Banks: green assets are lower risk, but incentives are not effective

Financial institutions emphasized that green buildings consistently demonstrate better credit performance and lower non-performing loans, but existing regulatory incentives, such as Loan-to-Value (LTV) relaxation and liquidity support, have not translated into lower borrowing costs.

Abdul Rahmaan Fauzi, Vice President ESG Group at Bank Mandiri, noted that green building financing has reached IDR 5.6 trillion, representing only 0.4% of the bank’s total credit portfolio. He added, “the main barrier is that green certification remains voluntary. Without mandatory standards and fiscal incentives, banks alone cannot scale this market.”

Lina, Head of Good Corporate Governance & Sustainability at CIMB Niaga highlighted similar challenges. She said, “loan-to-value and liquidity incentives do not reduce interest rates because they apply to all property types, not specifically to green buildings. That is why Sustainability-Linked Loans are more effective, as they directly reward sustainability performance.”

 

Developers: fiscal incentives are critical for affordability

Developers, especially those building subsidized housing, stressed that green requirements cannot be absorbed under capped selling prices.

Dhony Rahajoe, Vice Chairman of KADIN for Housing and Settlement Areas commented, “eighty percent of developers are SMEs. Without tax incentives, interest-rate gaps, or construction loan support, green housing is not financially viable.” He also called for regulatory reform, proposing a shift from a norm-first approach to an SKPN model, where standards and criteria are agreed by the market before being formalized as regulations.

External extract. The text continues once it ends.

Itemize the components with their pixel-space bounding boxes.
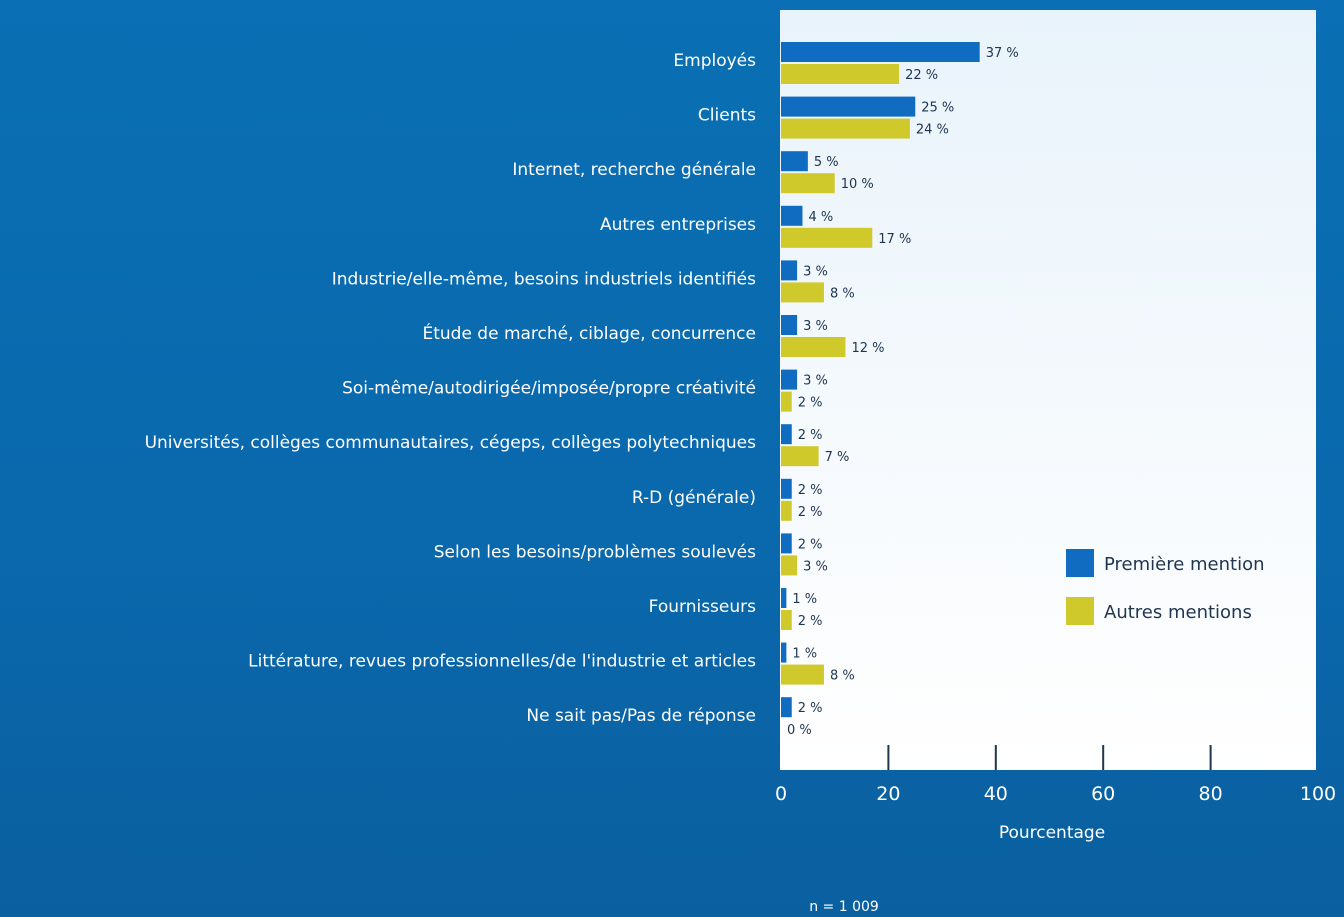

Developers at the forum urged the government to prioritize tax holidays, property tax reductions, and permit fee waivers, rather than relying solely on technical regulations.

 

Certification and global experience: green can be cost-efficient

From the certification perspective, the Green Building Council Indonesia (GBCI) emphasized that green certification, also known as a greenship certificate, should be viewed as a risk-management and asset-monitoring tool, not an added burden.

“A Greenship certificate is valid for three years. For a 15-year loan, banks effectively get five asset-quality checkpoints,” said I Parman Oesman, Secretary General of GBCI.

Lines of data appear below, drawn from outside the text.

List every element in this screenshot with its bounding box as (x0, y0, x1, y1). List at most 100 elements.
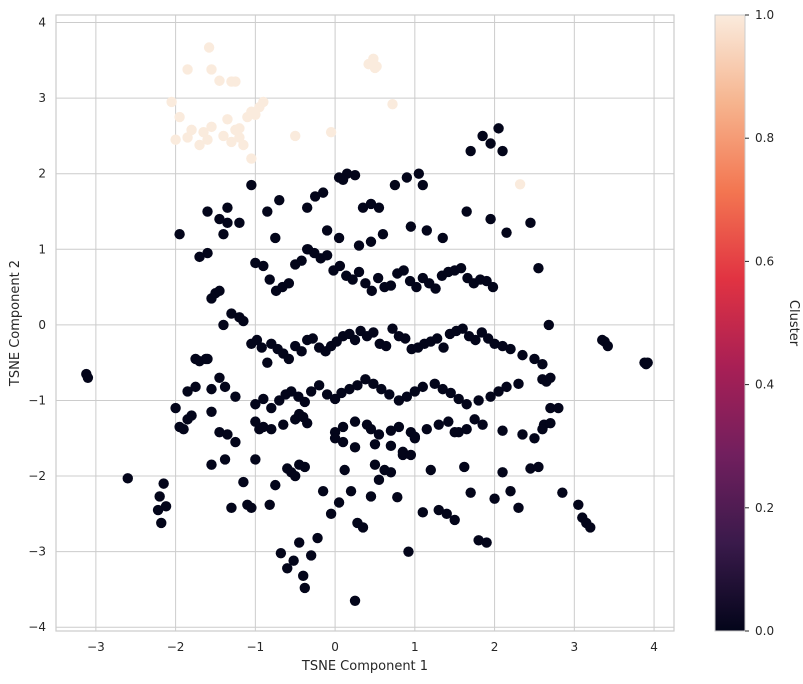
point-cluster-0 (517, 429, 528, 440)
point-cluster-0 (368, 378, 379, 390)
point-cluster-0 (430, 283, 441, 294)
point-cluster-0 (373, 429, 385, 440)
y-tick-label: −3 (28, 545, 46, 559)
point-cluster-0 (226, 308, 237, 319)
point-cluster-0 (219, 381, 231, 393)
point-cluster-1 (182, 132, 193, 143)
point-cluster-0 (334, 260, 346, 272)
colorbar-gradient (714, 14, 746, 632)
point-cluster-0 (642, 357, 653, 368)
point-cluster-0 (457, 323, 468, 334)
point-cluster-0 (398, 265, 409, 276)
x-tick-label: 0 (331, 640, 339, 654)
y-tick-label: 2 (38, 167, 46, 181)
point-cluster-0 (437, 383, 448, 395)
point-cluster-0 (296, 255, 307, 266)
point-cluster-0 (497, 425, 508, 436)
y-tick-label: −4 (28, 620, 46, 634)
point-cluster-0 (517, 349, 528, 361)
point-cluster-0 (431, 333, 443, 344)
y-tick-labels: −4 −3 −2 −1 0 1 2 3 4 (28, 16, 46, 635)
point-cluster-0 (409, 431, 421, 442)
point-cluster-0 (365, 198, 377, 210)
point-cluster-0 (230, 391, 241, 402)
point-cluster-0 (585, 522, 596, 533)
point-cluster-1 (174, 111, 185, 123)
point-cluster-0 (533, 461, 544, 473)
x-tick-label: 1 (411, 640, 419, 654)
point-cluster-0 (437, 232, 448, 244)
point-cluster-0 (274, 194, 285, 206)
point-cluster-0 (497, 340, 508, 352)
colorbar-tick-label: 0.6 (755, 254, 774, 268)
point-cluster-0 (387, 323, 398, 334)
plot-frame (55, 14, 675, 632)
point-cluster-0 (278, 419, 289, 430)
point-cluster-0 (333, 232, 345, 244)
point-cluster-0 (405, 221, 417, 232)
point-cluster-0 (433, 419, 444, 430)
point-cluster-0 (190, 381, 201, 393)
point-cluster-0 (525, 217, 536, 229)
point-cluster-0 (262, 206, 273, 217)
point-cluster-0 (258, 260, 269, 272)
x-tick-label: −3 (87, 640, 105, 654)
point-cluster-0 (497, 467, 508, 478)
colorbar-tick-label: 0.2 (755, 501, 774, 515)
point-cluster-0 (372, 272, 384, 284)
point-cluster-0 (301, 244, 313, 255)
point-cluster-0 (266, 402, 277, 414)
point-cluster-0 (152, 504, 164, 516)
point-cluster-0 (477, 130, 488, 142)
point-cluster-0 (321, 389, 333, 400)
point-cluster-0 (250, 399, 261, 410)
point-cluster-0 (397, 446, 409, 458)
point-cluster-0 (246, 502, 257, 513)
point-cluster-0 (433, 504, 444, 516)
point-cluster-0 (493, 386, 504, 397)
point-cluster-0 (477, 419, 488, 430)
point-cluster-0 (545, 372, 556, 383)
point-cluster-0 (301, 202, 313, 213)
point-cluster-0 (377, 228, 389, 240)
point-cluster-0 (461, 206, 472, 217)
colorbar-tick-label: 0.8 (755, 131, 774, 145)
y-tick-label: 4 (38, 16, 46, 30)
point-cluster-1 (166, 96, 177, 108)
point-cluster-0 (385, 467, 397, 478)
x-tick-label: 2 (491, 640, 499, 654)
point-cluster-0 (469, 414, 480, 425)
point-cluster-0 (455, 263, 467, 274)
point-cluster-0 (182, 386, 193, 397)
point-cluster-0 (258, 393, 269, 405)
point-cluster-0 (218, 319, 229, 331)
point-cluster-0 (154, 491, 165, 502)
point-cluster-0 (344, 383, 355, 395)
point-cluster-0 (385, 425, 397, 436)
point-cluster-1 (387, 98, 398, 110)
point-cluster-0 (307, 333, 318, 344)
y-tick-label: −1 (28, 393, 46, 407)
point-cluster-0 (206, 459, 217, 470)
point-cluster-0 (158, 478, 169, 489)
point-cluster-0 (214, 372, 225, 383)
point-cluster-0 (481, 537, 492, 548)
point-cluster-0 (537, 358, 548, 370)
point-cluster-0 (529, 353, 540, 365)
point-cluster-0 (312, 532, 323, 544)
point-cluster-0 (473, 535, 484, 546)
point-cluster-0 (222, 202, 233, 213)
y-tick-label: −2 (28, 469, 46, 483)
point-cluster-1 (258, 96, 269, 108)
point-cluster-0 (384, 389, 395, 400)
point-cluster-1 (206, 64, 217, 75)
plot-area (55, 14, 675, 632)
point-cluster-0 (505, 343, 516, 355)
point-cluster-0 (275, 547, 287, 559)
point-cluster-0 (449, 427, 460, 438)
point-cluster-0 (392, 492, 403, 503)
point-cluster-0 (238, 315, 249, 327)
point-cluster-0 (429, 378, 440, 390)
point-cluster-0 (325, 508, 337, 520)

Presenting global and Indonesian case studies, Farida Lasida Adji, Country Director of GBPN, challenged the perception that green buildings are inherently expensive. “Some projects achieved zero additional cost with immediate returns. Hospitals and hotels show the fastest payback, while offices and education buildings deliver the highest operational savings,” she explained.

 

Regulators commit to policy harmonization by 2026 and blended finance

Regulators confirmed ongoing coordination to align standards, incentives, and data systems. OJK announced plans to revise sustainability reporting rules and mandate climate stress tests for banks by 2026, strengthening the financial sector’s role in the green transition.

Bank Indonesia acknowledged that liquidity incentives alone are insufficient, while the Ministry of Finance emphasized the role of low-cost international funding and carbon markets. “The state budget can only cover a small portion of climate needs. Private finance is essential,” said Irwan Darmawan, Deputy Director of Directorate of Multilateral Cooperation and Sustainable Finance, at the Ministry of Finance.

Banks and international partners highlighted blended finance as a practical solution to bridge upfront costs. SMBC Indonesia, in collaboration with IFC, introduced a model providing grants of up to 4% of loan value to cover certification costs.

 

Moving forward

The forum concluded that Indonesia’s green building sector is technically feasible and financially sound, but scaling it requires:

  • concrete fiscal and financial incentives,
  • harmonized regulations across institutions,
  • and sustained collaboration between government, banks, developers, and cities.

As the first in a series of joint GFI–GBPN forums, this dialogue marks an important step toward building a bankable, cost-efficient, and scalable green building ecosystem in Indonesia.

Ismalina closed the forum noting, “the challenge is no longer awareness, but making green buildings bankable at scale.”